AWS DMS and Snowpipe would be one of the most popular tools when you replicate data from on-premise database or AWS RDS database to Snowflake table in near real time because of the following reasons.
- AWS DMS (Data Migration Service) is AWS's official database migration service.
- AWS DMS does not support Snowflake but can export data to S3 bucket.
- Once new file is upload in S3 bucket, Snowpipe can load the file to target Snowflake table immediately.
If you choose this approach, you will load entire transaction history of the source table to target table. If you want to know the latest records for each primary key or unique key instead of entire history, you also need to maintain the latest records in another table using Stream and Task just like the upper pipeline in the following diagram.
This is cost-efficient approach as compute cost for Snowpipe is quite cheap, but you might feel you do not want to implement Stream and Task just to replicate data.
Some RDBMS also provides database migration tool that can directly sync source table to target table in Snowflake just like the lower pipeline in the above diagram. This can reduce development cost compared with DMS and Snowpipe approach, so I tried this in my project, but it turns out that warehouse cost for this type of high frequent data loading is quite expensive.
This issue would also happen when you use ETL service like Fivetran. It is not an issue on specific tool. I will explain why high frequent data loading is expensive in this article.
Why warehouse cost for high frequent data loading is expensive?
- (1) DMS and Snowpipe
- (2) Direct table sync by DB migration tool
If you compare how warehouse is used in these 2 approaches, you would notice that (1) Snowpipe approach uses Snowflake managed warehouse, which automatically optimize computing resources used in your workload and warehouse cost. This can reduce warehouse cost. See below URL for more about Snowpipe cost.
On the other hand, (2) direct table sync by DB migration tool uses a user managed warehouse. In our project, default configurations for the warehouse was like follows. If the tool loads data frequently such as every minute, it would keep the warehouse running. Snowflake also start new warehouse when new data comes in before the auto suspend time has passed.
- Multi cluster warehouse
- Default scaling policy: Snowflake tries to keep latency minimum by starting a new warehouse
- Default auto suspend time: 10 minutes
Snowflake warehouse cost is calculated based on warehouse size * a number of warehouses * duration of warehouse running instead of data volume. Even if data volume is small, warehouse cost would increase if more warehouses runs in longer time. See the below URLs for more about warehouse cost.
What can we do to reduce warehouse cost?
As already explained, Snowflake warehouse cost is calculated based on warehouse size * a number of warehouses * duration of warehouse running.

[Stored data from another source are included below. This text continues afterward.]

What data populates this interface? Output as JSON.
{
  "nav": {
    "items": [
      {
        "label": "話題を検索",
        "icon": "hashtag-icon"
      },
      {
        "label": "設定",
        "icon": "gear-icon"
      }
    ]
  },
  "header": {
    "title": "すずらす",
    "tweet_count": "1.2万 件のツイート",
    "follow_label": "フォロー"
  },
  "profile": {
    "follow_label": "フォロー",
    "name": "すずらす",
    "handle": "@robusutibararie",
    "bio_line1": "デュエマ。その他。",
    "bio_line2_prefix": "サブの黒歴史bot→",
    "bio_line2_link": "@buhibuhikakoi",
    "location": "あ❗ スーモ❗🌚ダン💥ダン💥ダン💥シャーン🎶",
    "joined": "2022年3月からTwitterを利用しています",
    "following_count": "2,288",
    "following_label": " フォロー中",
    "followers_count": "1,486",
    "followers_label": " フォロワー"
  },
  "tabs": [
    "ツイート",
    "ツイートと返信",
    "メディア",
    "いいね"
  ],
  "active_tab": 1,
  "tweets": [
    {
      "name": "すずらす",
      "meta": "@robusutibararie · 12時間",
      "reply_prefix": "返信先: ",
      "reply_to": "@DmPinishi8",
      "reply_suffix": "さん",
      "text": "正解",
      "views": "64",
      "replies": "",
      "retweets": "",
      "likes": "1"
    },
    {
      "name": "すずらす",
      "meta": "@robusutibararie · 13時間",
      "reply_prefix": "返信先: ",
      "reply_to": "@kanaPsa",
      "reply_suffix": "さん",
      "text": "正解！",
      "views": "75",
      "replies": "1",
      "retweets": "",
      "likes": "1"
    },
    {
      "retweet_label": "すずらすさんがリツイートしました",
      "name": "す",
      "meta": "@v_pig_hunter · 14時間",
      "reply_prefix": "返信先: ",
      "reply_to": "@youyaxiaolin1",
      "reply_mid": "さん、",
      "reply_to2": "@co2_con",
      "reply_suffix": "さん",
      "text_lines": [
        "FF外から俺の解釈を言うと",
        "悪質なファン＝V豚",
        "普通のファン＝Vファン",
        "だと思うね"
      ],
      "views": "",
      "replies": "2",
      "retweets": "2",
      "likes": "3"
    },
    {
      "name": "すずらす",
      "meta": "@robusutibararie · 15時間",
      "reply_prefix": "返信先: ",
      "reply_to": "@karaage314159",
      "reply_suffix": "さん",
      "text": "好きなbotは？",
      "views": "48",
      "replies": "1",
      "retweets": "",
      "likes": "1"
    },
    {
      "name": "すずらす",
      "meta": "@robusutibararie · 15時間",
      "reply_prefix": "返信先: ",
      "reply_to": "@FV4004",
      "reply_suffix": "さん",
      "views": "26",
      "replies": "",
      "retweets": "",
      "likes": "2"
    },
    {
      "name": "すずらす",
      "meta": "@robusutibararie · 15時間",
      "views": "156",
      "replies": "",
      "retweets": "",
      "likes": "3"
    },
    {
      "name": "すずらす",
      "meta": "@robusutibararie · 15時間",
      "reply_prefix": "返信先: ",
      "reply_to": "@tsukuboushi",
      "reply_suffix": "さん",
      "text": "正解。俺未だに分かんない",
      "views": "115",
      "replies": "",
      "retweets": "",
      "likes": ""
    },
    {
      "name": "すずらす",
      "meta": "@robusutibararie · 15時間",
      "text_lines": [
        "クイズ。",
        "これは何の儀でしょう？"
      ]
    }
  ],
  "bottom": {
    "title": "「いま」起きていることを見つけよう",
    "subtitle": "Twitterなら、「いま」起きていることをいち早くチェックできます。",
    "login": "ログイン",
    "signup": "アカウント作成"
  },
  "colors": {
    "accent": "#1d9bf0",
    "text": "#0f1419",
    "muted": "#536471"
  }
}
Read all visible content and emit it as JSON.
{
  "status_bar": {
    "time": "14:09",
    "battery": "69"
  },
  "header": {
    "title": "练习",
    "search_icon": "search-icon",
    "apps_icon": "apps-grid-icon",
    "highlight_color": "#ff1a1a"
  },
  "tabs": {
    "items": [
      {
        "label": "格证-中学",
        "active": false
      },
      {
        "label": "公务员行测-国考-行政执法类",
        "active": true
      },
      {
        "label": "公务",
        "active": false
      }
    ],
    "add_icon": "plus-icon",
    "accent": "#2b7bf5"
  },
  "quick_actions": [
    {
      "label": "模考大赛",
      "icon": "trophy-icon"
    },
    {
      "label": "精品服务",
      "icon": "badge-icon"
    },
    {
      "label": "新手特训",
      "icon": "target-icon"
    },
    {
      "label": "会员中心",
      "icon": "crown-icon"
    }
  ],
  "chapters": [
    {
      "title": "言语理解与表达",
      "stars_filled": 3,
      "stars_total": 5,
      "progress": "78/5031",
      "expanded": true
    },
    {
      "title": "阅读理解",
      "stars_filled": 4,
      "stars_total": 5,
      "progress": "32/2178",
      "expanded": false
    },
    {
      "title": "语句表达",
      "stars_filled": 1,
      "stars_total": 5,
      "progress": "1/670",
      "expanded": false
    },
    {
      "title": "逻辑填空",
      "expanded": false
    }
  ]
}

In this pricing model, high frequent small data loading is not cost-efficient. So it would be better to think if you really need it and the cost is acceptable. If not, you should decrease frequency of data loading such as hourly, daily, etc. and load larger amount of data at a time and stop the warehouse.
In that case, you can change the following configurations if you prefer minimum cost approach. Note that warehouse cache is cleared once when a warehouse is restarted. There is some latency to restart a warehouse, so there are some risk that latency of your queries would increase.
- Set economy to scaling policy: Snowflake will try not to start new warehouse
- Make auto suspend time shorter than the default value (10 minutes)
In this article, I have explained Snowflake warehouse pricing model, especially for the case where you use external ETL tool such as AWS DMS or Fivetran. Depending on your use case and budge for infra cost, you need to understand the pricing model and change configurations of your warehouse to optimize your warehouse workload and computing cost.